Que pouvons-nous attendre de vos compositions pour la bande originale de The French Dispatch, de Wes Anderson ?
Chaque musique composée pour Wes est une expédition vers quelque chose de nouveau, une découverte. D'abord, nous examinons la manière dont le film devra "sonner". Choisir les instruments, les assembler, est aussi important que la mélodie. Pour The French Dispatch, nous n'avons pas suivi de règle formelle. Vous y découvrirez, une fois de plus, un choix inattendu d'instruments. Également inattendue sera la façon dont la musique intervient tout au long du film.

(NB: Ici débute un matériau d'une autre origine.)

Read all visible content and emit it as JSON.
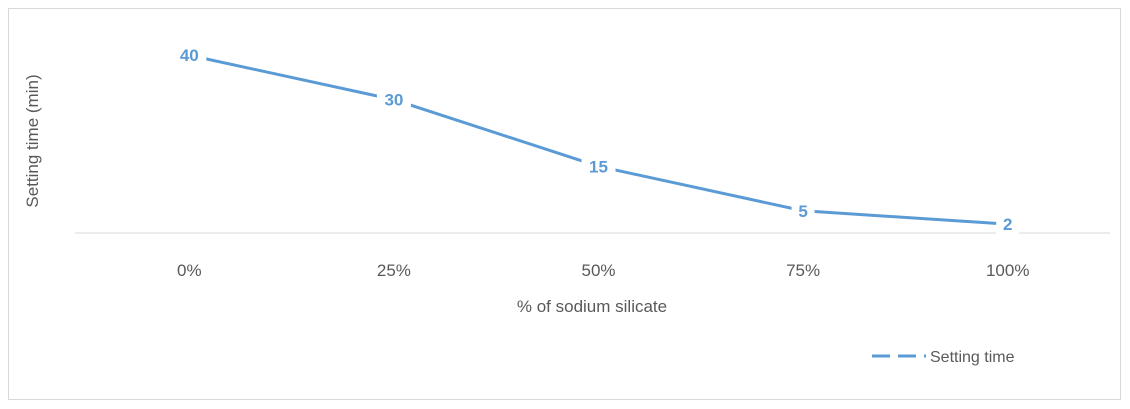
{
  "chart_data": {
    "type": "line",
    "categories": [
      "0%",
      "25%",
      "50%",
      "75%",
      "100%"
    ],
    "series": [
      {
        "name": "Setting time",
        "values": [
          40,
          30,
          15,
          5,
          2
        ]
      }
    ],
    "title": "",
    "xlabel": "% of sodium silicate",
    "ylabel": "Setting time (min)",
    "ylim": [
      0,
      45
    ],
    "grid": false,
    "legend": "bottom-right",
    "colors": {
      "series": "#5b9bd5",
      "axis": "#d9d9d9",
      "text": "#595959"
    }
  }
}
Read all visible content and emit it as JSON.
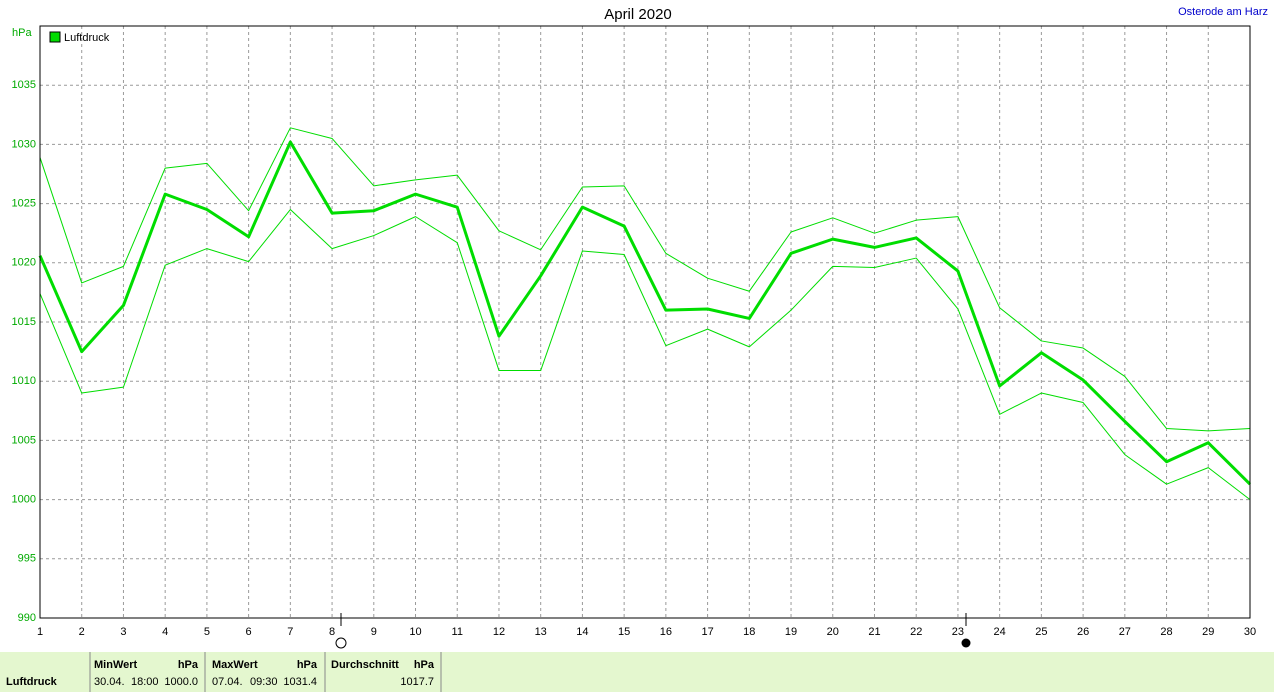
{
  "chart_data": {
    "type": "line",
    "title": "April 2020",
    "subtitle": "Osterode am Harz",
    "y_label": "hPa",
    "x": [
      1,
      2,
      3,
      4,
      5,
      6,
      7,
      8,
      9,
      10,
      11,
      12,
      13,
      14,
      15,
      16,
      17,
      18,
      19,
      20,
      21,
      22,
      23,
      24,
      25,
      26,
      27,
      28,
      29,
      30
    ],
    "xlim": [
      1,
      30
    ],
    "xticks": [
      1,
      2,
      3,
      4,
      5,
      6,
      7,
      8,
      9,
      10,
      11,
      12,
      13,
      14,
      15,
      16,
      17,
      18,
      19,
      20,
      21,
      22,
      23,
      24,
      25,
      26,
      27,
      28,
      29,
      30
    ],
    "ylim": [
      990,
      1040
    ],
    "yticks": [
      990,
      995,
      1000,
      1005,
      1010,
      1015,
      1020,
      1025,
      1030,
      1035
    ],
    "grid": true,
    "legend": "top-left",
    "series": [
      {
        "name": "Luftdruck",
        "color": "#00dd00",
        "linewidth": 3,
        "values": [
          1020.6,
          1012.5,
          1016.4,
          1025.8,
          1024.5,
          1022.2,
          1030.2,
          1024.2,
          1024.4,
          1025.8,
          1024.7,
          1013.8,
          1018.9,
          1024.7,
          1023.1,
          1016.0,
          1016.1,
          1015.3,
          1020.8,
          1022.0,
          1021.3,
          1022.1,
          1019.3,
          1009.6,
          1012.4,
          1010.1,
          1006.6,
          1003.2,
          1004.8,
          1001.3
        ]
      },
      {
        "color": "#00dd00",
        "linewidth": 1,
        "values": [
          1028.9,
          1018.3,
          1019.7,
          1028.0,
          1028.4,
          1024.4,
          1031.4,
          1030.5,
          1026.5,
          1027.0,
          1027.4,
          1022.7,
          1021.1,
          1026.4,
          1026.5,
          1020.8,
          1018.7,
          1017.6,
          1022.6,
          1023.8,
          1022.5,
          1023.6,
          1023.9,
          1016.2,
          1013.4,
          1012.8,
          1010.4,
          1006.0,
          1005.8,
          1006.0
        ]
      },
      {
        "color": "#00dd00",
        "linewidth": 1,
        "values": [
          1017.4,
          1009.0,
          1009.5,
          1019.8,
          1021.2,
          1020.1,
          1024.5,
          1021.2,
          1022.3,
          1023.9,
          1021.7,
          1010.9,
          1010.9,
          1021.0,
          1020.7,
          1013.0,
          1014.4,
          1012.9,
          1016.0,
          1019.7,
          1019.6,
          1020.4,
          1016.1,
          1007.2,
          1009.0,
          1008.2,
          1003.8,
          1001.3,
          1002.7,
          1000.0
        ]
      }
    ]
  },
  "stats": {
    "row_label": "Luftdruck",
    "min": {
      "header": "MinWert",
      "unit": "hPa",
      "date": "30.04.",
      "time": "18:00",
      "value": "1000.0"
    },
    "max": {
      "header": "MaxWert",
      "unit": "hPa",
      "date": "07.04.",
      "time": "09:30",
      "value": "1031.4"
    },
    "avg": {
      "header": "Durchschnitt",
      "unit": "hPa",
      "value": "1017.7"
    }
  }
}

Vous avez été président du Jury à Venise, vous avez même été acteur. Est-ce que vous avez envie de réaliser un film ?
Réaliser un film, c'est une tout autre aventure. C'est quelque chose que j'aurais fait il y a longtemps si je m'en étais senti capable. Mais le travail d'un compositeur... c'est de composer. C'est la musique qui me fait vibrer. C'est la musique qui me fait travailler 18 heures par jour. Le cinéma évolue avec la société et la musique de film doit évoluer avec lui. Mais l'évolution ne doit en aucun cas signifier appauvrissement.
De quels musiciens, ou chanteurs, conseilleriez-vous l'écoute pendant ce confinement ?
Je vis à Paris, dans le quartier du Marais, et j'espère toujours croiser Chico Buarque parce que je sais qu'il a un appartement dans le coin.
Et pourriez-vous nous conseiller un film ?
Amarcord, de Federico Fellini, et sa poésie musicale signée Nino Rota.